The Democrat leader further noted that, even as a Catholic politician who has consistently supported abortion and same-sex marriage, she was not troubled when the Pope made some veiled references to the sanctity of human life and traditional marriage and family. In fact, she said it was her impression that the Pope welcomed “dialogue” and was respectful of all opinions on these issues.
Pope Francis said in his address:
I cannot hide my concern for the family, which is threatened, perhaps as never before, from within and without. Fundamental relationships are being called into question, as is the very basis of marriage and the family. I can only reiterate the importance and, above all, the richness and the beauty of family life.
Pelosi said she simply thought of her own family when Pope Francis spoke these words and was impressed with the lack of force behind them:
I think the Pope was very—shall we say diplomatic or maybe philosophical—on how he presented what he said. He honored his own guidance to us to not be condescending or judgmental in the way he phrased what he said.

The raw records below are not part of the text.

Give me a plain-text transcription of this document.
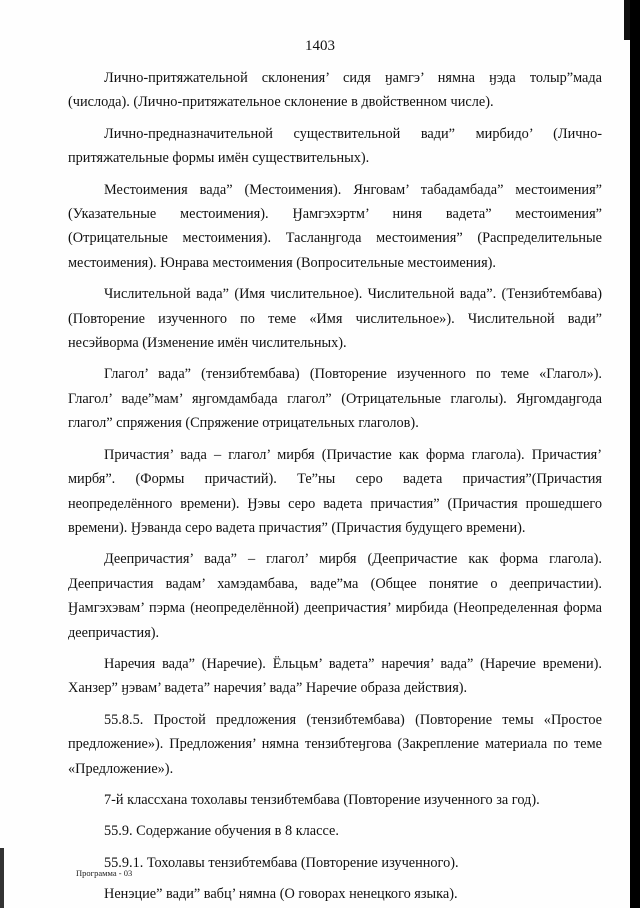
1403

Лично-притяжательной склонения’ сидя ӈамгэ’ нямна ӈэда толыр”мада (числода). (Лично-притяжательное склонение в двойственном числе).

Лично-предназначительной существительной вади” мирбидо’ (Лично-притяжательные формы имён существительных).

Местоимения вада” (Местоимения). Янговам’ табадамбада” местоимения” (Указательные местоимения). Ӈамгэхэртм’ ниня вадета” местоимения” (Отрицательные местоимения). Тасланӈгода местоимения” (Распределительные местоимения). Юнрава местоимения (Вопросительные местоимения).

Числительной вада” (Имя числительное). Числительной вада”. (Тензибтембава) (Повторение изученного по теме «Имя числительное»). Числительной вади” несэйворма (Изменение имён числительных).

Глагол’ вада” (тензибтембава) (Повторение изученного по теме «Глагол»). Глагол’ ваде”мам’ яӈгомдамбада глагол” (Отрицательные глаголы). Яӈгомдаӈгода глагол” спряжения (Спряжение отрицательных глаголов).

Причастия’ вада – глагол’ мирбя (Причастие как форма глагола). Причастия’ мирбя”. (Формы причастий). Те”ны серо вадета причастия”(Причастия неопределённого времени). Ӈэвы серо вадета причастия” (Причастия прошедшего времени). Ӈэванда серо вадета причастия” (Причастия будущего времени).

Деепричастия’ вада” – глагол’ мирбя (Деепричастие как форма глагола). Деепричастия вадам’ хамэдамбава, ваде”ма (Общее понятие о деепричастии). Ӈамгэхэвам’ пэрма (неопределённой) деепричастия’ мирбида (Неопределенная форма деепричастия).

Наречия вада” (Наречие). Ёльцьм’ вадета” наречия’ вада” (Наречие времени). Ханзер” ӈэвам’ вадета” наречия’ вада” Наречие образа действия).

55.8.5. Простой предложения (тензибтембава) (Повторение темы «Простое предложение»). Предложения’ нямна тензибтеӈгова (Закрепление материала по теме «Предложение»).

7-й классхана тохолавы тензибтембава (Повторение изученного за год).

55.9. Содержание обучения в 8 классе.

55.9.1. Тохолавы тензибтембава (Повторение изученного).

Ненэцие” вади” вабц’ нямна (О говорах ненецкого языка).

Программа - 03
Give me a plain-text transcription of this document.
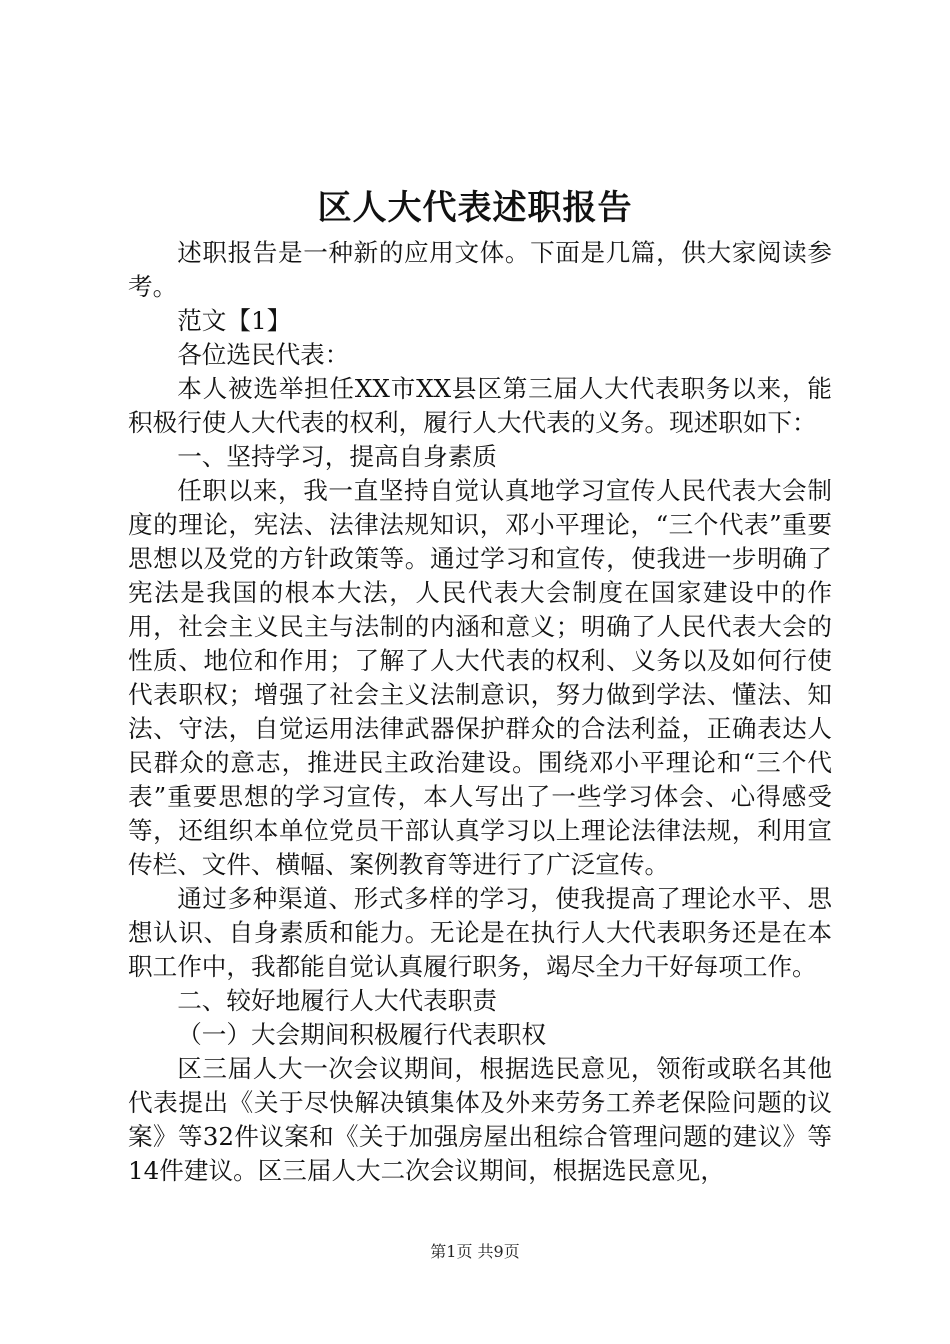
区人大代表述职报告

述职报告是一种新的应用文体。下面是几篇，供大家阅读参考。

范文【1】

各位选民代表：

本人被选举担任XX市XX县区第三届人大代表职务以来，能积极行使人大代表的权利，履行人大代表的义务。现述职如下：

一、坚持学习，提高自身素质

任职以来，我一直坚持自觉认真地学习宣传人民代表大会制度的理论，宪法、法律法规知识，邓小平理论，“三个代表”重要思想以及党的方针政策等。通过学习和宣传，使我进一步明确了宪法是我国的根本大法，人民代表大会制度在国家建设中的作用，社会主义民主与法制的内涵和意义；明确了人民代表大会的性质、地位和作用；了解了人大代表的权利、义务以及如何行使代表职权；增强了社会主义法制意识，努力做到学法、懂法、知法、守法，自觉运用法律武器保护群众的合法利益，正确表达人民群众的意志，推进民主政治建设。围绕邓小平理论和“三个代表”重要思想的学习宣传，本人写出了一些学习体会、心得感受等，还组织本单位党员干部认真学习以上理论法律法规，利用宣传栏、文件、横幅、案例教育等进行了广泛宣传。

通过多种渠道、形式多样的学习，使我提高了理论水平、思想认识、自身素质和能力。无论是在执行人大代表职务还是在本职工作中，我都能自觉认真履行职务，竭尽全力干好每项工作。

二、较好地履行人大代表职责

（一）大会期间积极履行代表职权

区三届人大一次会议期间，根据选民意见，领衔或联名其他代表提出《关于尽快解决镇集体及外来劳务工养老保险问题的议案》等32件议案和《关于加强房屋出租综合管理问题的建议》等14件建议。区三届人大二次会议期间，根据选民意见，

第1页 共9页
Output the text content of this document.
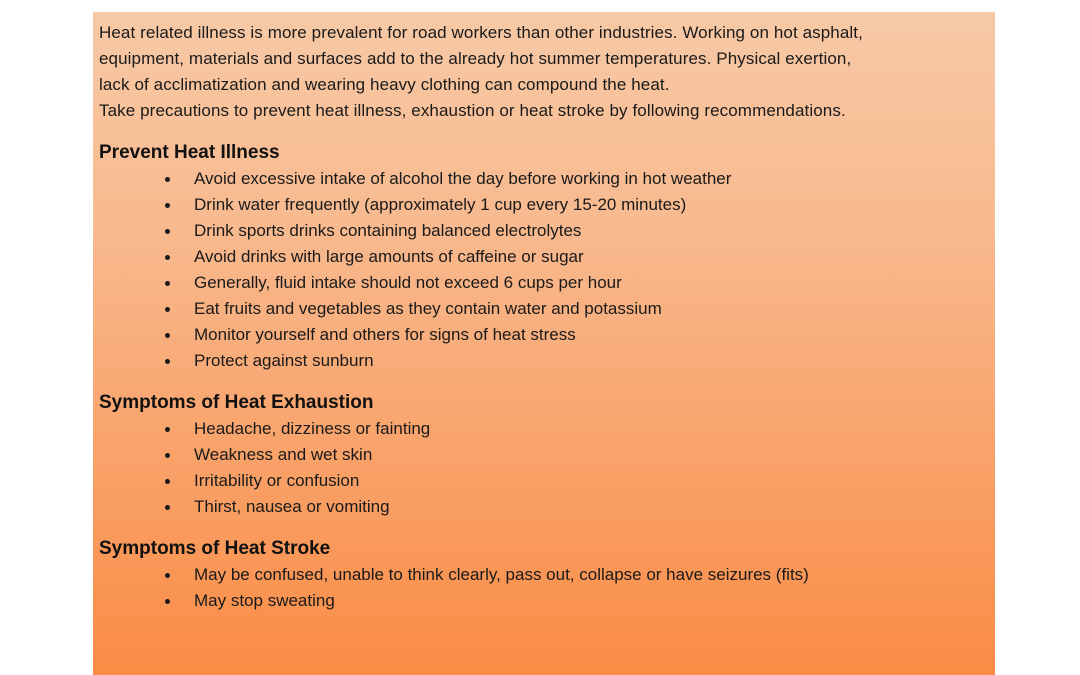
Heat related illness is more prevalent for road workers than other industries. Working on hot asphalt,

equipment, materials and surfaces add to the already hot summer temperatures. Physical exertion,

lack of acclimatization and wearing heavy clothing can compound the heat.

Take precautions to prevent heat illness, exhaustion or heat stroke by following recommendations.

Prevent Heat Illness
Avoid excessive intake of alcohol the day before working in hot weather
Drink water frequently (approximately 1 cup every 15-20 minutes)
Drink sports drinks containing balanced electrolytes
Avoid drinks with large amounts of caffeine or sugar
Generally, fluid intake should not exceed 6 cups per hour
Eat fruits and vegetables as they contain water and potassium
Monitor yourself and others for signs of heat stress
Protect against sunburn
Symptoms of Heat Exhaustion
Headache, dizziness or fainting
Weakness and wet skin
Irritability or confusion
Thirst, nausea or vomiting
Symptoms of Heat Stroke
May be confused, unable to think clearly, pass out, collapse or have seizures (fits)
May stop sweating
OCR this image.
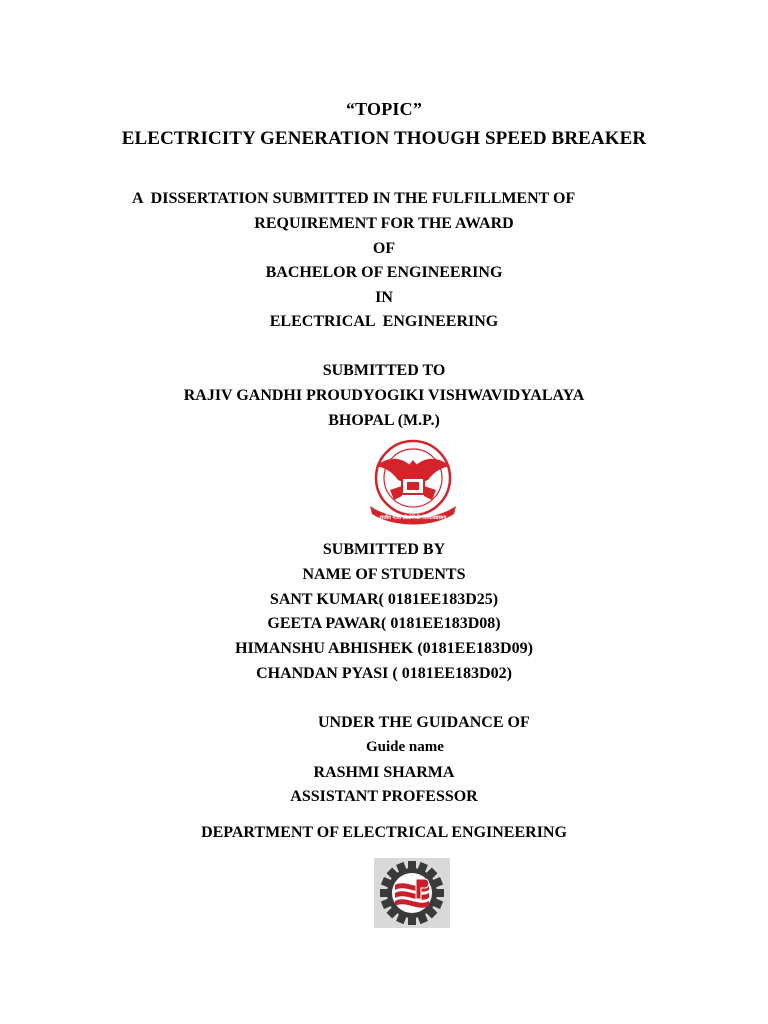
“TOPIC”
ELECTRICITY GENERATION THOUGH SPEED BREAKER
A  DISSERTATION SUBMITTED IN THE FULFILLMENT OF
REQUIREMENT FOR THE AWARD
OF
BACHELOR OF ENGINEERING
IN
ELECTRICAL  ENGINEERING
SUBMITTED TO
RAJIV GANDHI PROUDYOGIKI VISHWAVIDYALAYA
BHOPAL (M.P.)
राजीव गांधी प्रौद्योगिकी विश्वविद्यालय
SUBMITTED BY
NAME OF STUDENTS
SANT KUMAR( 0181EE183D25)
GEETA PAWAR( 0181EE183D08)
HIMANSHU ABHISHEK (0181EE183D09)
CHANDAN PYASI ( 0181EE183D02)
UNDER THE GUIDANCE OF
Guide name
RASHMI SHARMA
ASSISTANT PROFESSOR
DEPARTMENT OF ELECTRICAL ENGINEERING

When he talked about family, just moments before his speech, I showed him a picture of my family—all 20 of us—my husband and I have five children and our grandchildren—and he blessed the photo for the 50th anniversary of our marriage—and it was so thrilling for me. So, when he was talking about that, I was really thinking of my own family.
“And the fact that he was in some ways inscrutable – he said what he needed to say – and in terms of the sanctity of life, we all rose up and applauded what he had to say there, but, again, in terms of interpretation – how you hear it, how you respect it, you respect your own values in that regard,” she added. “I think he left plenty of room to respect other people’s opinions.”